Here Planet Sport looks at his performances in those two events so far and the 24-year-old's chances of winning them in the next three years.
Collin Morikawa at The Masters
2020: T44 (70-74-70-74 = Even)
Double bogeys: 1
Par 3s: Even
Par 4s: +5
Par 5s: -5
2021: T18 (73-69-75-70 = -1)
Double bogeys: 2
Par 3s: -4
Par 4s: +9
Par 5s: -6
Some players, such as Spieth, have taken to Augusta National like a duck to water. Morikawa's early trajectory is more in the category of promising with steady progress.
In both editions, Morikawa has fired two rounds of 70 or better and two over par rounds. He upped his birdie count from 12 to 18 in 2021 but made too many mistakes.
The tough par-4 11th has been his nemesis; he played it in +5 this year, making double bogey in both weekend rounds. It was also the scene of his only double bogey in 2020.
In theory, Augusta National should be a great fit. Traditionally, great iron players have dominated there and two of the last three winners were ranked 1st for Greens In Regulation.
Morikawa is regarded as the best iron player in the world right now and, notably, he looks to be working it out at Augusta.
On debut, the Californian could only finish 22nd for GIR but this year he was 5th.

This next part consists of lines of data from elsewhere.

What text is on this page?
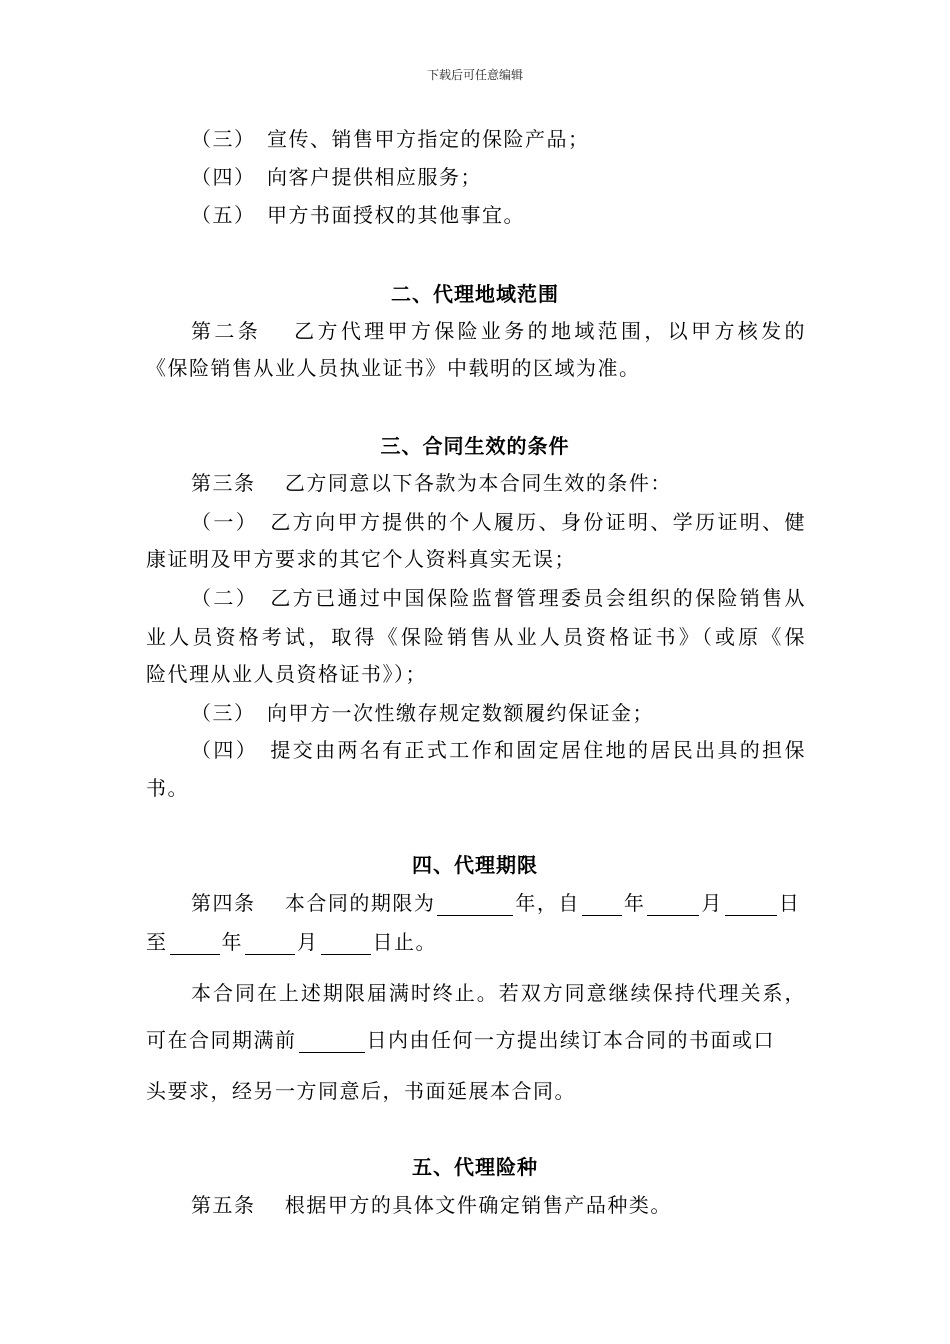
下载后可任意编辑
（三）　宣传、销售甲方指定的保险产品；
（四）　向客户提供相应服务；
（五）　甲方书面授权的其他事宜。
二、代理地域范围
第二条　 乙方代理甲方保险业务的地域范围，以甲方核发的
《保险销售从业人员执业证书》中载明的区域为准。
三、合同生效的条件
第三条　 乙方同意以下各款为本合同生效的条件：
（一）　乙方向甲方提供的个人履历、身份证明、学历证明、健
康证明及甲方要求的其它个人资料真实无误；
（二）　乙方已通过中国保险监督管理委员会组织的保险销售从
业人员资格考试，取得《保险销售从业人员资格证书》（或原《保
险代理从业人员资格证书》）；
（三）　向甲方一次性缴存规定数额履约保证金；
（四）　提交由两名有正式工作和固定居住地的居民出具的担保
书。
四、代理期限
第四条　 本合同的期限为	年，自 年	月	日
至	年	月	日止。
本合同在上述期限届满时终止。若双方同意继续保持代理关系，
可在合同期满前	日内由任何一方提出续订本合同的书面或口
头要求，经另一方同意后，书面延展本合同。
五、代理险种
第五条　 根据甲方的具体文件确定销售产品种类。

The one thing that let him down in 2021 was Scrambling: he got up and down just 28.6% of the time to rank 50th.
A big part of the equation at Augusta National is putting so it's also encouraging that he finished 18th for Putting Average in 2021 after being only 53rd in 2020.
In short, Morikawa definitely has the credentials to be a Masters winner and perhaps in the very near future.
Morikawa at the US Open
2019 - Pebble Beach: T35 (71-73-72-69 = +1)
2020 - Winged Foot: MC (76-71 = +7)
2021 - Torrey Pines: T4 (75-67-70-70 = -2)
2022 - The Country Club, Brookline
2023 - Los Angeles Country Club
2024 - Pinehurst No.2
2025 - Oakmont Country Club
2026 - Shinnecock Hills
2027 - Pebble Beach
Morikawa's first US Open came just a week after he'd made his pro debut so T35 at Pebble Beach in 2019 was a fine effort.
He missed the cut at Winged Foot but recovered from a slow start to take tied fourth at Torrey Pines last month. To show what might have been, he played the final 54 holes three shots better than winner Jon Rahm and was the only player to break par in each of the final three rounds.
Morikawa also ranked 1st for Greens In Regulation at Torrey Pines as his stellar iron play once again came to the fore (note: he was 5th for GIR when winning at Royal St George's).
As for future venues, having won the PGA at Harding Park and played so well at Torrey Pines, any Major in his native California jumps out.
In which case, he should be licking his lips at the 2023 edition which will take place at Los Angeles Country Club.